College of Chemical & Life Sciences

Courses

BSCI361: Principles of Ecology [next: spring 2015] (syllabus pdf)

  • A 4-credit undergraduate introduction to ecology, or the study of the abundance and distribution of organisms and species in relation to the abiotic environment. Ecology is useful for predicting consequences and uncertainties associated with human‐caused changes in the environment. 3 credit hours are devoted to lecture and 1 credit hour to discussion sections.

ENTM798V: Introduction to R for Computation and Analysis in Ecology and Evolutionary Biology [fall semester] (syllabus pdf)

  • UPDATE 3/20/2015: After a 7-yr run, this seminar will not be offered Fall 2015. There are now many books and online resources that did not exist when I started this seminar in 2008. For example, see here and here. Additionally, interested R users on the College Park campus should stay tuned for news on an R meetup group.
  • A 1-credit graduate seminar to introduce students to the R software environment for statistical computing. The seminar is a hands-on workshop co-led by the instructor and by student participants in their areas of statistical or computational inquiry. Beginning and advanced students are all welcome, but basic statistical knowledge (e.g., BIOM601) is required.
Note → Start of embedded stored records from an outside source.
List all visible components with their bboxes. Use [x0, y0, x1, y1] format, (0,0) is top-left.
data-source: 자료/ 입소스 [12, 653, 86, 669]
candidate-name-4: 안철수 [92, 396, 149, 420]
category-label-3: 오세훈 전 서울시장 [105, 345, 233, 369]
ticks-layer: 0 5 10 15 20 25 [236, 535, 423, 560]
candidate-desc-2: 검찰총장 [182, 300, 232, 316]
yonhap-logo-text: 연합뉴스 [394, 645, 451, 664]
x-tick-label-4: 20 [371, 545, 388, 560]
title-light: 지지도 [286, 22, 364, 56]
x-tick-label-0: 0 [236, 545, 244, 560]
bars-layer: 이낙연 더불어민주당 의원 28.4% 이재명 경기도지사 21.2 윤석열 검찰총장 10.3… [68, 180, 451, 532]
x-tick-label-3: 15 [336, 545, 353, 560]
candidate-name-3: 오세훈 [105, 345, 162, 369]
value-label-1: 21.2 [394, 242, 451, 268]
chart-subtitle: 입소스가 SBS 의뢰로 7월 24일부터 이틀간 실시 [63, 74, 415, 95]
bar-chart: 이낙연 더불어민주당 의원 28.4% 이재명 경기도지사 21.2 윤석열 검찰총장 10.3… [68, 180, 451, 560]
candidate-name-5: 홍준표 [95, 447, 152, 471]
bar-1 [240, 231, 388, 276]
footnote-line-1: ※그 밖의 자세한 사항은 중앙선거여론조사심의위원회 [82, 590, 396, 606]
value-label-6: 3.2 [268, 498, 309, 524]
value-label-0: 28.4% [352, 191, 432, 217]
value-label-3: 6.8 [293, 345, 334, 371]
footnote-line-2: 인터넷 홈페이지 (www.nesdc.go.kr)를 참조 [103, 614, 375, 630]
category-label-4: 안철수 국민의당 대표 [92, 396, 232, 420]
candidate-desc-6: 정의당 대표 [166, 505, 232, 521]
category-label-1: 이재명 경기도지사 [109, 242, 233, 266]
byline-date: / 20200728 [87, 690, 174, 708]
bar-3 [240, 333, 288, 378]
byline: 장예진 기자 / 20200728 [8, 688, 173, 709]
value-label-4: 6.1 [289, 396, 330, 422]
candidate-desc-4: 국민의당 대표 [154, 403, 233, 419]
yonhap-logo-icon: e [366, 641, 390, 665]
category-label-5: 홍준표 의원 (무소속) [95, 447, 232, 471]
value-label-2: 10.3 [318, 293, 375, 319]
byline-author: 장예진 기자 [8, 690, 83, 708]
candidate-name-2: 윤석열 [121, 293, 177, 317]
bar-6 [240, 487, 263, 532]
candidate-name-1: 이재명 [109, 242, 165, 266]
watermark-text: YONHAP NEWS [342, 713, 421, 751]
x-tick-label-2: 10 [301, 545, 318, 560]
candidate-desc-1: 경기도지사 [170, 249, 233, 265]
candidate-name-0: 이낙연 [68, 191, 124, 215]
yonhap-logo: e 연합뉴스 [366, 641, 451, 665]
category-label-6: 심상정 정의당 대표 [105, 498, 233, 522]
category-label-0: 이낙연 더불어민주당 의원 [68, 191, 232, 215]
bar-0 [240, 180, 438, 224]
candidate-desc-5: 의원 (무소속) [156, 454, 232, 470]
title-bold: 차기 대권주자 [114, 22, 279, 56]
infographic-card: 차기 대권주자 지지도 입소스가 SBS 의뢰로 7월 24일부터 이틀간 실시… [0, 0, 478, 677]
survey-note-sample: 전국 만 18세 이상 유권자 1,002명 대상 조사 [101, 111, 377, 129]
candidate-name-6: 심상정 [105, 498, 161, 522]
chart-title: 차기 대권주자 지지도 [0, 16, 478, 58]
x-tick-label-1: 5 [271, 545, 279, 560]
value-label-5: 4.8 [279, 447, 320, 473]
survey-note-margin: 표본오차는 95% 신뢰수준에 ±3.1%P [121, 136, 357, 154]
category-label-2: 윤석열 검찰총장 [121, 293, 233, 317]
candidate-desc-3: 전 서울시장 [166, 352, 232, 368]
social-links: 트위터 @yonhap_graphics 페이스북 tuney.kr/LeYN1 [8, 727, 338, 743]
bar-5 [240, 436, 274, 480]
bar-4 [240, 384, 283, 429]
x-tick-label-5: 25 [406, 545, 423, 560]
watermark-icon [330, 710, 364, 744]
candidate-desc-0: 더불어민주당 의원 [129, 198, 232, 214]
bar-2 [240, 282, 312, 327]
Personal data, or access to data of interest, is recommended, as the seminar may be more useful when used to explore your own needs and interests.
  • Click here for my guide to R resources, including installation instructions, explanation of the basic structure of the program and its packages, a bilbiography and links to useful tutorials, search engines, blogs, and more.

ENTM612: Insect Ecology [spring semester, odd years] (syllabus pdf)

  • A 3-credit, advanced graduate course in population and community ecology, plant-insect interactions, insect biodiversity and biogeography, and applied ecology, with an emphasis on current ecological & entomological literature. Insects and arthropods, which have been central to the historical development of the field of ecology, are the model organisms for the course, but we seek to understand ecological concepts and applications writ large.